A corpus of tweets was downloaded using the same link (here) under the 41st subsection. This data was split using timezones to separate british and american tweets respectively.
A txt file containing a British and American edition of the first Harry Potter novel was also used. The british edition is available here and the American version can be found here here.
We have decided to provide the sentenceTrain folder containing the data above as the data was not provided in the necessary format.
The british_american_classifier is the main file for this project.
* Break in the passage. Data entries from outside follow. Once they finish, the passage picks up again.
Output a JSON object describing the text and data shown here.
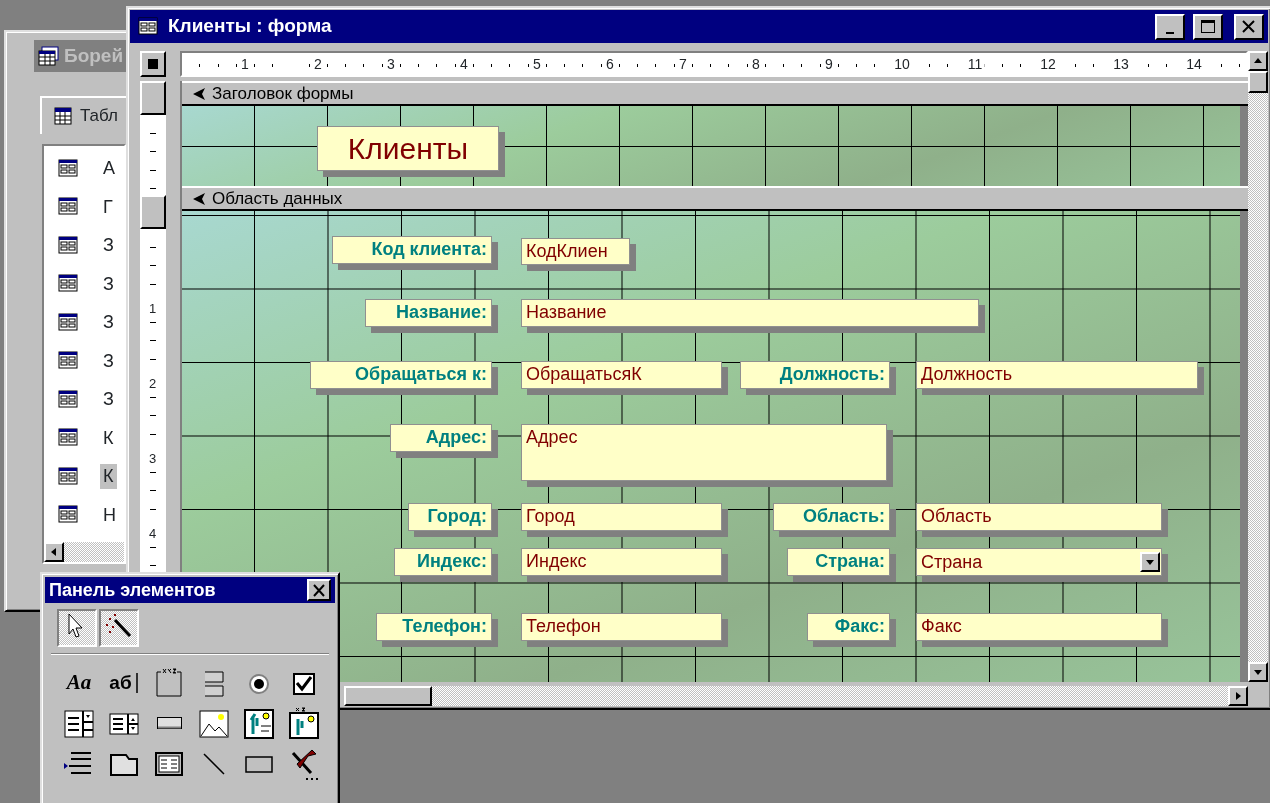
{
  "database_window": {
    "title": "Борей",
    "tab": "Табл",
    "items": [
      {
        "text": "А",
        "selected": false
      },
      {
        "text": "Г",
        "selected": false
      },
      {
        "text": "З",
        "selected": false
      },
      {
        "text": "З",
        "selected": false
      },
      {
        "text": "З",
        "selected": false
      },
      {
        "text": "З",
        "selected": false
      },
      {
        "text": "З",
        "selected": false
      },
      {
        "text": "К",
        "selected": false
      },
      {
        "text": "К",
        "selected": true
      },
      {
        "text": "Н",
        "selected": false
      }
    ]
  },
  "form_window": {
    "title": "Клиенты : форма",
    "ruler": [
      "1",
      "2",
      "3",
      "4",
      "5",
      "6",
      "7",
      "8",
      "9",
      "10",
      "11",
      "12",
      "13",
      "14"
    ],
    "vertical_ruler": [
      "1",
      "2",
      "3",
      "4"
    ],
    "sections": [
      {
        "title": "Заголовок формы",
        "controls": [
          {
            "kind": "title",
            "text": "Клиенты"
          }
        ]
      },
      {
        "title": "Область данных",
        "controls": [
          {
            "kind": "label",
            "text": "Код клиента:"
          },
          {
            "kind": "textbox",
            "text": "КодКлиен"
          },
          {
            "kind": "label",
            "text": "Название:"
          },
          {
            "kind": "textbox",
            "text": "Название"
          },
          {
            "kind": "label",
            "text": "Обращаться к:"
          },
          {
            "kind": "textbox",
            "text": "ОбращатьсяК"
          },
          {
            "kind": "label",
            "text": "Должность:"
          },
          {
            "kind": "textbox",
            "text": "Должность"
          },
          {
            "kind": "label",
            "text": "Адрес:"
          },
          {
            "kind": "textbox",
            "text": "Адрес"
          },
          {
            "kind": "label",
            "text": "Город:"
          },
          {
            "kind": "textbox",
            "text": "Город"
          },
          {
            "kind": "label",
            "text": "Область:"
          },
          {
            "kind": "textbox",
            "text": "Область"
          },
          {
            "kind": "label",
            "text": "Индекс:"
          },
          {
            "kind": "textbox",
            "text": "Индекс"
          },
          {
            "kind": "label",
            "text": "Страна:"
          },
          {
            "kind": "combobox",
            "text": "Страна"
          },
          {
            "kind": "label",
            "text": "Телефон:"
          },
          {
            "kind": "textbox",
            "text": "Телефон"
          },
          {
            "kind": "label",
            "text": "Факс:"
          },
          {
            "kind": "textbox",
            "text": "Факс"
          }
        ]
      }
    ]
  },
  "toolbox": {
    "title": "Панель элементов",
    "tools": [
      {
        "kind": "pointer",
        "pressed": true
      },
      {
        "kind": "wizard",
        "pressed": true
      },
      {
        "kind": "label",
        "glyph": "Aa",
        "pressed": false
      },
      {
        "kind": "textbox",
        "glyph": "аб",
        "pressed": false
      },
      {
        "kind": "frame",
        "pressed": false
      },
      {
        "kind": "toggle",
        "pressed": false
      },
      {
        "kind": "radio",
        "pressed": false
      },
      {
        "kind": "checkbox",
        "pressed": false
      },
      {
        "kind": "combo",
        "pressed": false
      },
      {
        "kind": "list",
        "pressed": false
      },
      {
        "kind": "button",
        "pressed": false
      },
      {
        "kind": "picture",
        "pressed": false
      },
      {
        "kind": "object",
        "pressed": false
      },
      {
        "kind": "object-frame",
        "pressed": false
      },
      {
        "kind": "page-break",
        "pressed": false
      },
      {
        "kind": "tab",
        "pressed": false
      },
      {
        "kind": "form",
        "pressed": false
      },
      {
        "kind": "line",
        "pressed": false
      },
      {
        "kind": "rectangle",
        "pressed": false
      },
      {
        "kind": "tools",
        "pressed": false
      }
    ]
  }
}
There are 2 ways to run this classifier.
-
If one is looking to classify a document or segment of text, set the boolean in the main function to True. A prompt will appear to enter a sentence. This sentence will be analyzed and classified as either British English or American English.
-
To see the evaluation metrics for the dialect classifier, set the boolean in the main function of british_american_classifier to False and run the code. The classifier will use available data to train and test
-
create_features.py: Seperate file that holds our functions to create the features for our classifier.
-
evaluation.py: Our evaluation class from Project 2.
-
twitterProcess.py: Class which gets Twitter Corpus from NLTK and outputs it into its own sentence files just as the sentence_split.py file does.
-
sentence_split.py: Takes a text file and seperates each sentence into a new line in a new file.
-
slangList directory: Contains lists of common slang words for British vs American English.
-
spellingList directory: Contains lists of common spellings for British vs American English.
-
sentenceTrain directory: Contains our processed data that we used to train / dev.